Inserted subdivisions to Ko’olau Loa Sustainable Communities Plan  (KSCP) contradict Oahu General Plan





More examination, please. Oahu is only a 597-square-mile tiny island in the middle of the vast Pacific Ocean.

For some, “sustainability” means more growth, new subdivisions, development and hotels to promote jobs along with a percentage of “affordable” housing.

 For others, sustainability means protecting near-shore ecosystems, diminishing agricultural lands, controlling tax burdens of massive infrastructure projects and protecting Hawaii’s cultural traditions and sense of place.

IMG_0158Both claim their interpretations relevant to quality of life. City Hall claims there is no consensus. Thus, the Department of Planning and Permitting (DPP) treats “no consensus” as a green light for massive developments.

But, islanders want merits and impacts scrutinized before any green light to massive developments.

 The 2010 draft of the Koolauloa Sustainable Communities Plan (KSCP) contradicts the values and vision as outlined in the Oahu General Plan and Hawaii 2050, the recent statewide vision plan. I shall very briefly highlight a few contradictions and discrepancies.

Oahu’s General Plan extols Koolauloa’s special sense of “Old Hawaii.” It states that “agricultural lands are preserved for agricultural uses,” “the ‘ahupuaa concept is used as the organizing basis for land use planning and natural resource management in Ko’olau Loa.”

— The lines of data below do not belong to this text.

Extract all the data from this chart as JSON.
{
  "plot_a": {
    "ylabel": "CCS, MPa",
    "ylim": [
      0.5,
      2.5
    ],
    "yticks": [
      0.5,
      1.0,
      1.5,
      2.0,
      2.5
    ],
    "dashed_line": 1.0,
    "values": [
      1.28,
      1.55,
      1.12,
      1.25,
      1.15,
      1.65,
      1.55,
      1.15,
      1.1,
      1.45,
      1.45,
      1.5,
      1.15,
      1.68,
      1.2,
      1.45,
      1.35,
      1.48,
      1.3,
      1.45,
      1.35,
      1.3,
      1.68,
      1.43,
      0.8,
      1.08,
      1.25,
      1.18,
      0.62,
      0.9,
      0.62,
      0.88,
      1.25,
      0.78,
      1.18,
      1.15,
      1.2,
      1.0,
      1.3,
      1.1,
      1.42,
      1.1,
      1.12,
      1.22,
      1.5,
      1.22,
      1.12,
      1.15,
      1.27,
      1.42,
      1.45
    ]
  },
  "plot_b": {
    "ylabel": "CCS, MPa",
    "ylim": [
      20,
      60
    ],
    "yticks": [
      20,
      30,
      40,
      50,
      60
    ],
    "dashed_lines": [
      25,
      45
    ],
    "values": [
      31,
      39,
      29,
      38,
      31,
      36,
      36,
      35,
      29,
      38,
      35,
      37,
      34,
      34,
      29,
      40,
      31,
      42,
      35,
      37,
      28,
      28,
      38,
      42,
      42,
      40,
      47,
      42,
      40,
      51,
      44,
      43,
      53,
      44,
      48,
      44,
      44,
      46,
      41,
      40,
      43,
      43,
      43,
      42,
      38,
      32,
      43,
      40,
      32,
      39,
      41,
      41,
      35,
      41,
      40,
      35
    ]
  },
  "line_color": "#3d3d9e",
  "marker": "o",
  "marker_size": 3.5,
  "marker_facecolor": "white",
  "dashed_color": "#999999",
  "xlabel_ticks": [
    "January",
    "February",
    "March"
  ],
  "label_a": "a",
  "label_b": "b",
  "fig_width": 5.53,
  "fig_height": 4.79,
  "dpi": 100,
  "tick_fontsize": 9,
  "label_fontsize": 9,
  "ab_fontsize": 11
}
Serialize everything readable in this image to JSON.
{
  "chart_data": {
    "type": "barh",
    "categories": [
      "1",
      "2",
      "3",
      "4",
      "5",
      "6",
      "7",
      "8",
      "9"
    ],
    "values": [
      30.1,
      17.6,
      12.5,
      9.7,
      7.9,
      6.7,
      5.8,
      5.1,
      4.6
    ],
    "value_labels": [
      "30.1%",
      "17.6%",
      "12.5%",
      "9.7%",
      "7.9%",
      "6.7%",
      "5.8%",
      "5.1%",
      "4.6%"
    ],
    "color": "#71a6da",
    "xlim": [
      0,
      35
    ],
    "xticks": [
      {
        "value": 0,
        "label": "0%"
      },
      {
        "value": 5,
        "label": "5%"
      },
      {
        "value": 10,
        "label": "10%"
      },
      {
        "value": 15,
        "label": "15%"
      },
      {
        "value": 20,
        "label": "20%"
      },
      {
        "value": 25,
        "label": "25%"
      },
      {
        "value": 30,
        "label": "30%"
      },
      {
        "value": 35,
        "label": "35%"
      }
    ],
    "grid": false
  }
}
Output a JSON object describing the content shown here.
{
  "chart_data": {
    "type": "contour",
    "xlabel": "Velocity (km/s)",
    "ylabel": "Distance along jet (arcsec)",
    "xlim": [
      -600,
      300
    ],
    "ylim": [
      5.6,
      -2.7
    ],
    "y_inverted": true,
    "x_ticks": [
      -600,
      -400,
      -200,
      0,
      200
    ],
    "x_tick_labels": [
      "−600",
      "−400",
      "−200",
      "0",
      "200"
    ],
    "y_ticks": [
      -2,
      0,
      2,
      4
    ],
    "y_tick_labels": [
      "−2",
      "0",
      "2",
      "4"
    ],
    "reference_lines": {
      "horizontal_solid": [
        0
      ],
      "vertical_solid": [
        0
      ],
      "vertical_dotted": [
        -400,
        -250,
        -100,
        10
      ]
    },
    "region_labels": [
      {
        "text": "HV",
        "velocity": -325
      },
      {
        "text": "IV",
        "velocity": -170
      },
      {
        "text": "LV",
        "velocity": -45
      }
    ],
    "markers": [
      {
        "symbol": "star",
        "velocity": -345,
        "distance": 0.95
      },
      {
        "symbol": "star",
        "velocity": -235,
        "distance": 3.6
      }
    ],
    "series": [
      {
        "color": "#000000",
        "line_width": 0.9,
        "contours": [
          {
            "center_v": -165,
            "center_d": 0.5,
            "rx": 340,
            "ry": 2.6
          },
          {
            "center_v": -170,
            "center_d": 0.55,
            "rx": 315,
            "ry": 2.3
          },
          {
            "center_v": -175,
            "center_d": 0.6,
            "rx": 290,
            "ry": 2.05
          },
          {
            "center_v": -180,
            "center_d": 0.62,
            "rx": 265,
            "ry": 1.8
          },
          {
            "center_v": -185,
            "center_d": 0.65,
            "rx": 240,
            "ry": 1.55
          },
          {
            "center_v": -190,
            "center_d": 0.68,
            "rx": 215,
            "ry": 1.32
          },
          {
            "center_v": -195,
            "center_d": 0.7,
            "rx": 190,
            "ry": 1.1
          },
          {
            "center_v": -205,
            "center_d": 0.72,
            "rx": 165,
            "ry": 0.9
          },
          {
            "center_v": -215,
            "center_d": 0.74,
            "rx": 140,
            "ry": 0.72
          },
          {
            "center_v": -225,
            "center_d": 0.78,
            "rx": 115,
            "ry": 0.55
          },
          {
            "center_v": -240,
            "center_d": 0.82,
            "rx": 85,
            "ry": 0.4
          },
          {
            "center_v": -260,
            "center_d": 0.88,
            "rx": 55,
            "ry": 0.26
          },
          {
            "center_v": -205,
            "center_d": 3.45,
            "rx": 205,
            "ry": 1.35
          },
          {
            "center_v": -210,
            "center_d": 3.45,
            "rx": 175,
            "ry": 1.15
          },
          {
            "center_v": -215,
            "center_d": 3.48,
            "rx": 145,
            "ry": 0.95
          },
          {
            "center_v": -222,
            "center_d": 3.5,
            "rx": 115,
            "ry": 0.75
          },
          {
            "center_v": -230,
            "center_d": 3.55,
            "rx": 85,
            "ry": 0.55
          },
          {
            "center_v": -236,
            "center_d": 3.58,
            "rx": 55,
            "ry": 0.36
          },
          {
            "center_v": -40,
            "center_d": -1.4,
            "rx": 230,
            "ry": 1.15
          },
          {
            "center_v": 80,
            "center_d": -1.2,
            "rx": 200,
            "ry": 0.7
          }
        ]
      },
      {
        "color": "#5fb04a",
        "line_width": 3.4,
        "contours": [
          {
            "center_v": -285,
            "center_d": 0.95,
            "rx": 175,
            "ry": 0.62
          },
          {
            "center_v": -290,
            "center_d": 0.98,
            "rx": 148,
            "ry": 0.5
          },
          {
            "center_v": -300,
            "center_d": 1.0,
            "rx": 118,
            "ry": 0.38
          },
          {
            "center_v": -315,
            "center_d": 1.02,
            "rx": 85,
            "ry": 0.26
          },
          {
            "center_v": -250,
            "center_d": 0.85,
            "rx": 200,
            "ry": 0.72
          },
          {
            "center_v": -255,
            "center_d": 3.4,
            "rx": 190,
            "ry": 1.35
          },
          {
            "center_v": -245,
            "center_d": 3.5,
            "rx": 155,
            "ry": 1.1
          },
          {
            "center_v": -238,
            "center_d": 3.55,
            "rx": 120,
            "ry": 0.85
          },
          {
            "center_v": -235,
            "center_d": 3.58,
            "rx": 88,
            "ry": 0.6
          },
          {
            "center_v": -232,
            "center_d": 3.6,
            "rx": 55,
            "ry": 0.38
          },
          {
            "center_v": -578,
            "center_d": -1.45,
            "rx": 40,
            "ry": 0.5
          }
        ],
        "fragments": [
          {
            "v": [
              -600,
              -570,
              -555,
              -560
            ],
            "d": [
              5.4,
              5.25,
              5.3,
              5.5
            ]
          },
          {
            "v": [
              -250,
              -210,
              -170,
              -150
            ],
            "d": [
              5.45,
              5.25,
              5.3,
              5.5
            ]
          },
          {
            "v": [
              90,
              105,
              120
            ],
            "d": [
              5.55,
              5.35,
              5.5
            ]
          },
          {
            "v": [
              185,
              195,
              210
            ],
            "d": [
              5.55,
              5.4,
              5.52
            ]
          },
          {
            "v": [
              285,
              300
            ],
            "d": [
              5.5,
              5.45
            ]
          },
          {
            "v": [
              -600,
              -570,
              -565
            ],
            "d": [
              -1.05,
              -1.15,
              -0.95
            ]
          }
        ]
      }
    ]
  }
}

 The General Plan further specifies Koolauloa’s natural resources and predominantly “country” character should be maintained by allowing only limited development in established communities, and that agricultural lands along the windward, North Shore and Waianae coasts be maintained for diversified agriculture.

Do “old Hawaii” and diversified agriculture fit with five hotels, 1,000 condominiums, and a new Envision Laie subdivision with 875 homes, a regional commercial center, industrial and technology parks on 300 acres of ag land? There are hundreds of adjacent acres waiting in the wings.

Will Hawaiian culture and values come to hotels hiring kupuna to provide coconut bird-weaving and ukulele sessions? Or, be cutely coined into words like  “Tomorrow’s Ahupua’a” filled with resort retail shops and resort-residential homes?

The draft KSCP says, “… the ‘ahupuaa concept is used as the organizing basis for land use planning and natural resource management in Koolauloa.” However, Envision Laie would marginalize kuleana lands and traditional ahupua’a boundaries in historic Malaekahana. Kuleana landowners have no place at the table in this discussion.

City DPP Director David Tanoue said he “will widen” Kamehameha Highway to address traffic impacts from massive developments. Widening the highway would eventually displace hundreds of private owners and businesses from Kaneohe to Haleiwa. Who would invest in ownership with such profound development impacts?

 Should carte blanche permission of massive development be given without examining planning, financing and constructing infrastructure as stipulated in the KSCP?

 What is the cost of such infrastructure to already burdened taxpayers? Taxpayers are already laden with the $5.5 billion rail and a billion-dollar-plus Environmental Protection Agency consent decree for sewer updates.

These discrepancies and contradictions in the draft 2010 Koolauloa SCP must be ironed out before it is approved by the City Council of Honolulu. This region is a golden goose for Oahu’s tourist industry, watersheds, agriculture, open space, and all things Hawaiiana! Stick to the existing  1999 Ko’olau Loa Sustainable Communities Plan and work with it. Otherwise, irreparable damages done to the iconic country region can never be rescinded.

 I conclude with former Gov. George Ariyoshi’s caution from a June 2006 Hawaii Business article: “We need more thinking, more discussion and more planning. Otherwise, we will continue to drift from project to project, and, incrementally, we will lose what we hold most dear about Hawaii.”

Choon James, a real estate broker who has lived in the Koolauloa area since 1975, was a member of the Ko’olau Loa Sustainable Communities Planning Advisory Committee.